15 year-old Demontray Porter knows the importance of learning how to swim. "if you're in a life or death situation, it's in your hands really. Either you're in the water or you got to get somebody to help. They will teach you how to tread water so you won't drown," Porter said.
Porter knew how to swim before he came to the National Youth Sports Program at Albany State. But three weeks into the program, he says he's already much better. "When I was over here I kind of knew how to do most stuff, but they taught me how to be a better swimmer."
More than 400 children are attending this summer program, which provides physical and educational activities to 9 to 15-year olds. And organizers say one of the most important activities is swimming.
"This is most important because my opinion about swimming, once a child or an adult doesn't have any bottom like we're standing on now, and they panic," Jesse Massey said. The majority of these children are beginners. Instructors let the kids get comfortable with the water first, then progress into breathing, kicking and gliding.

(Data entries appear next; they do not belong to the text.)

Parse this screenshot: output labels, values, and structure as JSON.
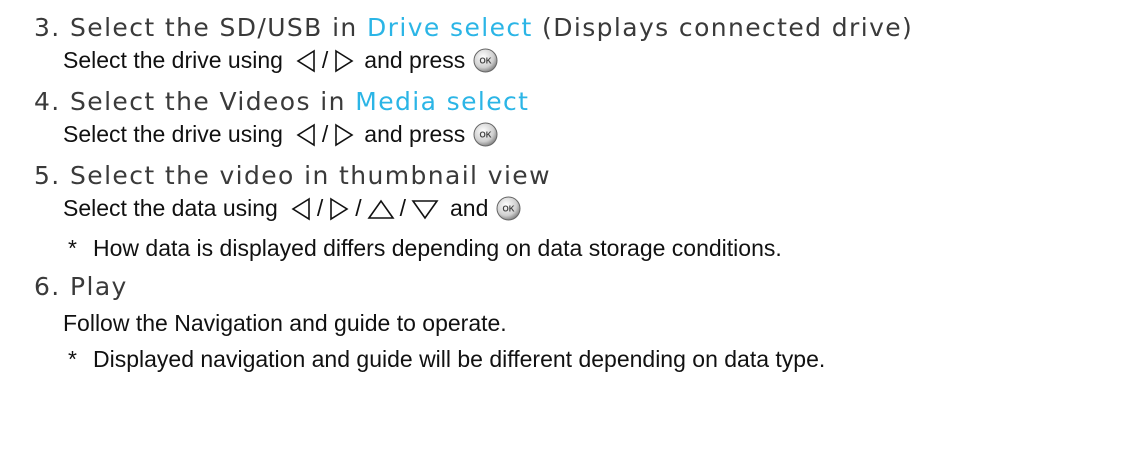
{
  "steps": [
    {
      "number": "3.",
      "pre": "Select the SD/USB in ",
      "highlight": "Drive select",
      "post": " (Displays connected drive)",
      "sub_pre": "Select the drive using",
      "sub_mid": "and press"
    },
    {
      "number": "4.",
      "pre": "Select the Videos in ",
      "highlight": "Media select",
      "post": "",
      "sub_pre": "Select the drive using",
      "sub_mid": "and press"
    },
    {
      "number": "5.",
      "text": "Select the video in thumbnail view",
      "sub_pre": "Select the data using",
      "sub_mid": "and",
      "note": "How data is displayed differs depending on data storage conditions."
    },
    {
      "number": "6.",
      "text": "Play",
      "sub_text": "Follow the Navigation and guide to operate.",
      "note": "Displayed navigation and guide will be different depending on data type."
    }
  ],
  "separator": "/",
  "note_marker": "*",
  "ok_button_label": "OK",
  "colors": {
    "highlight": "#2bb5e6",
    "heading_text": "#3a3a3a",
    "body_text": "#111111"
  },
  "icons": [
    "left-arrow-icon",
    "right-arrow-icon",
    "up-arrow-icon",
    "down-arrow-icon",
    "ok-button-icon"
  ]
}
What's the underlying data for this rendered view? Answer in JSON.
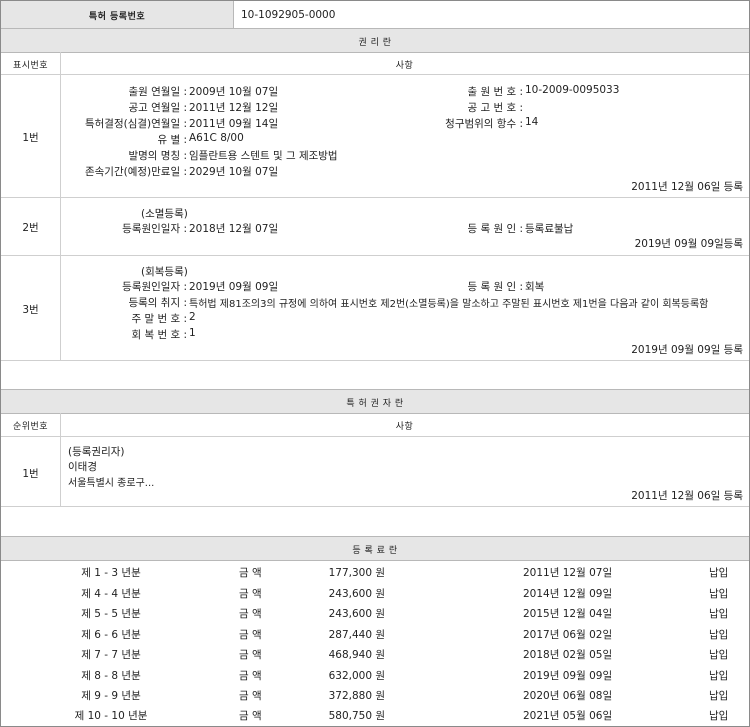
{
  "patent": {
    "label": "특허 등록번호",
    "value": "10-1092905-0000"
  },
  "rights": {
    "title": "권 리 란",
    "col_no": "표시번호",
    "col_matter": "사항",
    "entry1": {
      "no": "1번",
      "left": [
        {
          "label": "출원 연월일 :",
          "value": "2009년 10월 07일"
        },
        {
          "label": "공고 연월일 :",
          "value": "2011년 12월 12일"
        },
        {
          "label": "특허결정(심결)연월일 :",
          "value": "2011년 09월 14일"
        },
        {
          "label": "유 별 :",
          "value": "A61C 8/00"
        },
        {
          "label": "발명의 명칭 :",
          "value": "임플란트용 스텐트 및 그 제조방법"
        },
        {
          "label": "존속기간(예정)만료일 :",
          "value": "2029년 10월 07일"
        }
      ],
      "right": [
        {
          "label": "출 원 번 호 :",
          "value": "10-2009-0095033"
        },
        {
          "label": "공 고 번 호 :",
          "value": ""
        },
        {
          "label": "청구범위의 항수 :",
          "value": "14"
        }
      ],
      "reg": "2011년 12월 06일 등록"
    },
    "entry2": {
      "no": "2번",
      "heading": "(소멸등록)",
      "date_label": "등록원인일자 :",
      "date_value": "2018년 12월 07일",
      "cause_label": "등 록 원 인 :",
      "cause_value": "등록료불납",
      "reg": "2019년 09월 09일등록"
    },
    "entry3": {
      "no": "3번",
      "heading": "(회복등록)",
      "date_label": "등록원인일자 :",
      "date_value": "2019년 09월 09일",
      "cause_label": "등 록 원 인 :",
      "cause_value": "회복",
      "purpose_label": "등록의 취지 :",
      "purpose_value": "특허법 제81조의3의 규정에 의하여 표시번호 제2번(소멸등록)을 말소하고 주말된 표시번호 제1번을 다음과 같이 회복등록함",
      "strike_label": "주 말 번 호 :",
      "strike_value": "2",
      "recover_label": "회 복 번 호 :",
      "recover_value": "1",
      "reg": "2019년 09월 09일 등록"
    }
  },
  "owner": {
    "title": "특 허 권 자 란",
    "col_no": "순위번호",
    "col_matter": "사항",
    "entry": {
      "no": "1번",
      "heading": "(등록권리자)",
      "name": "이태경",
      "address": "서울특별시 종로구...",
      "reg": "2011년 12월 06일 등록"
    }
  },
  "fees": {
    "title": "등 록 료 란",
    "amount_label": "금 액",
    "rows": [
      {
        "year": "제 1 - 3 년분",
        "amount": "177,300 원",
        "date": "2011년 12월 07일",
        "status": "납입"
      },
      {
        "year": "제 4 - 4 년분",
        "amount": "243,600 원",
        "date": "2014년 12월 09일",
        "status": "납입"
      },
      {
        "year": "제 5 - 5 년분",
        "amount": "243,600 원",
        "date": "2015년 12월 04일",
        "status": "납입"
      },
      {
        "year": "제 6 - 6 년분",
        "amount": "287,440 원",
        "date": "2017년 06월 02일",
        "status": "납입"
      },
      {
        "year": "제 7 - 7 년분",
        "amount": "468,940 원",
        "date": "2018년 02월 05일",
        "status": "납입"
      },
      {
        "year": "제 8 - 8 년분",
        "amount": "632,000 원",
        "date": "2019년 09월 09일",
        "status": "납입"
      },
      {
        "year": "제 9 - 9 년분",
        "amount": "372,880 원",
        "date": "2020년 06월 08일",
        "status": "납입"
      },
      {
        "year": "제 10 - 10 년분",
        "amount": "580,750 원",
        "date": "2021년 05월 06일",
        "status": "납입"
      }
    ]
  }
}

And the lifeguards use real life stories to stress the importance of water safety.
"We try to talk to them everyday about drowning prevention at the beginning of the program, in each session and at the end," said Water safety instructor Korrey Hammond. "And if something happens on the news, we sit and we discuss it on a regular basis everyday. This is serious. This is not only recreational, but it can save your life. And someone else eventually."
And instructors urge parents to teach their children early on, about water safety for many reasons.
"If parents would teach their kids at an early age to get comfortable with water and overcome that fear, it's lifelong learning. It prevents obesity and you can actually get a career out of it. That's how I got my first job, really," Hammond said.
But whether swimming turns into a career or is just for fun, learning the basics can help save lives.